Donne & politica,
a Como satira amara

La vicenda delle mogli che presidiano il parlamento letta e attualizzata dalla regista Sinigaglia. In scena anche un grottesco personaggio, afflitto da un metaforico mal di pancia

Donne alla conquista del potere ma non è un  inno alle “quote rosa”. Il mondo antico in cui il gentil sesso prende il comando è piuttosto una realtà grottesca, alla rovescia. Qui gli uomini sono presi dai bassi istinti (vedremo addirittura il protagonista nel vano e ridicolo tentativo di espletare i propri bisogni fisiologici per tutto il tempo) e le donne impongono un uso “materialista” e gaudente, del governo conquistato. Comicità, satira, provocazione e critica dei costumi, sono ingredienti di "Donne in parlamento", spettacolo che va in scena il 4 e il 5 aprile, alle 21, al teatro Sociale di Como. Si tratta di un testo di Aristofane, riletto, con toni amari, dalla regista Serena Sinigaglia, con la compagnia Atir.
La trentacinquenne milanese di cui il pubblico comasco ormai conosce la poetica corale, mette in scena una delle ultime opere del commediografo. Stasera, alle 18.30, nel foyer, ne spiegherà i contenuti in un incontro.

Sinigaglia, per lei e Atir, un ritorno al classico. Che rilettura ne offrite al pubblico?

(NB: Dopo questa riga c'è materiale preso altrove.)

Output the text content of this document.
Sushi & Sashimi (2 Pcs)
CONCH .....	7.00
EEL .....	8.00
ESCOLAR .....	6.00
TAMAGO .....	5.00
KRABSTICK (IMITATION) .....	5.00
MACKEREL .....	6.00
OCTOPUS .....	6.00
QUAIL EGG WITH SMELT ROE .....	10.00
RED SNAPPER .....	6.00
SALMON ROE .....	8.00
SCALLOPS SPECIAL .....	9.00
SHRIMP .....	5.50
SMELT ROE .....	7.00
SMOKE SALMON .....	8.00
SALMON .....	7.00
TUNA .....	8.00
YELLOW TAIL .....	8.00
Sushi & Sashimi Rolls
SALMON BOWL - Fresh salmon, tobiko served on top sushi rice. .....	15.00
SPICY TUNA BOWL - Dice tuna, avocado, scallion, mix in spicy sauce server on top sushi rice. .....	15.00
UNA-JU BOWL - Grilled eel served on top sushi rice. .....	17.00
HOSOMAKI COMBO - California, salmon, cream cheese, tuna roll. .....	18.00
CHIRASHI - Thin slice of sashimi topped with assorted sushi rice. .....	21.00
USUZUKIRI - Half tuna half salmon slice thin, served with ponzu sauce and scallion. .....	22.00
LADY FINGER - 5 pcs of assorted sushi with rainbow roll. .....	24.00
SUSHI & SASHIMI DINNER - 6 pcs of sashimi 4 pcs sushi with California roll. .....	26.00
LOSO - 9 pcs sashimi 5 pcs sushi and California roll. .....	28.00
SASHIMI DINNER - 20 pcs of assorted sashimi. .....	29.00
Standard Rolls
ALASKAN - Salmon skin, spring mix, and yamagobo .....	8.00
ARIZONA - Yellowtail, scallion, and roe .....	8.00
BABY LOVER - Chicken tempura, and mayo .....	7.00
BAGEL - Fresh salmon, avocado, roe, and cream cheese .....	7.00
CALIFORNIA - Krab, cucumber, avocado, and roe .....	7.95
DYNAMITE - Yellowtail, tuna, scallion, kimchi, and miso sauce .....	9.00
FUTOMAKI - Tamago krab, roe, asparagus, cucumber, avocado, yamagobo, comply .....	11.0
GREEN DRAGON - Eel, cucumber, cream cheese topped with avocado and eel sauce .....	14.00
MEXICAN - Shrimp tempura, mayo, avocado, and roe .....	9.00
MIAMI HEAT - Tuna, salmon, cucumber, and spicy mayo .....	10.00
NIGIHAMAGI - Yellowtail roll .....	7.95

Non c’è stato alcun lavoro di rielaborazione da parte mia, sul testo. Due le operazioni principali: la prima è stata quella di affidare la traduzione a Laura Curino. Non volevo un testo accademico e letterario. Laura è una donna di teatro, ci conosce e nello stesso tempo è una esperta di teatro greco. Questo ci ha permesso di padroneggiare una lingua davvero teatrale.

E la seconda operazione?

Una semplice ridistribuzione di alcune battute in base agli attori a disposizione. Nella sostanza, il testo che vedrete in scena è l’originale di Aristofane.

Qualche lettura che ci riporta all’oggi?

Sono contraria alle letture attualizzanti. Se vogliamo, la stessa scelta di proporre in scena un testo, lo rende attuale, senza bisogno di stravolgerlo. Piuttosto ho scelto di andare controcorrente, rispetto agli ultimi allestimenti aristofaneschi. No a messinscene intellettuali ma tanta comicità “di pancia”, in cui la satira e la matericità della vita sono protagoniste.

Cosa significa per le donne, prendere il potere?

Sfatiamo il mito dell’esaltazione del femminismo. All’epoca di Aristofane sarebbe stato impensabile. Per Aristofane, dire “donne in parlamento” è lo stesso che dire “i cavalli possono volare”, un controsenso, un paradosso assurdo. L’autore, vuole rappresentare un momento di terribile decadenza, di caos, di mondo che va a rotoli. Le donne prendono il potere ma non miglioreranno la situazione sociale della città, che anzi andrà verso la rovina, in una grande orgia di cibo e di sesso. Se vogliamo, l’attualità di questo testo sta proprio nella raffigurazione di una società decadente, cui la nostra somiglia molto.

Agli attori un compito difficile…

Ho chiesto loro una recitazione fisica, caricata, quasi animalesca. In più ho scelto di mantenere la parte musicale, con brani ad hoc di Carlo Boccadoro e Sandra Zoccolan, che riprendono la struttura della commedia.

Va in scena una società che ha perso slancio ideale?

Sì, è la visione amara di un mondo senza poesia e prossimo alla fine. Una visione profetica di Aristofane.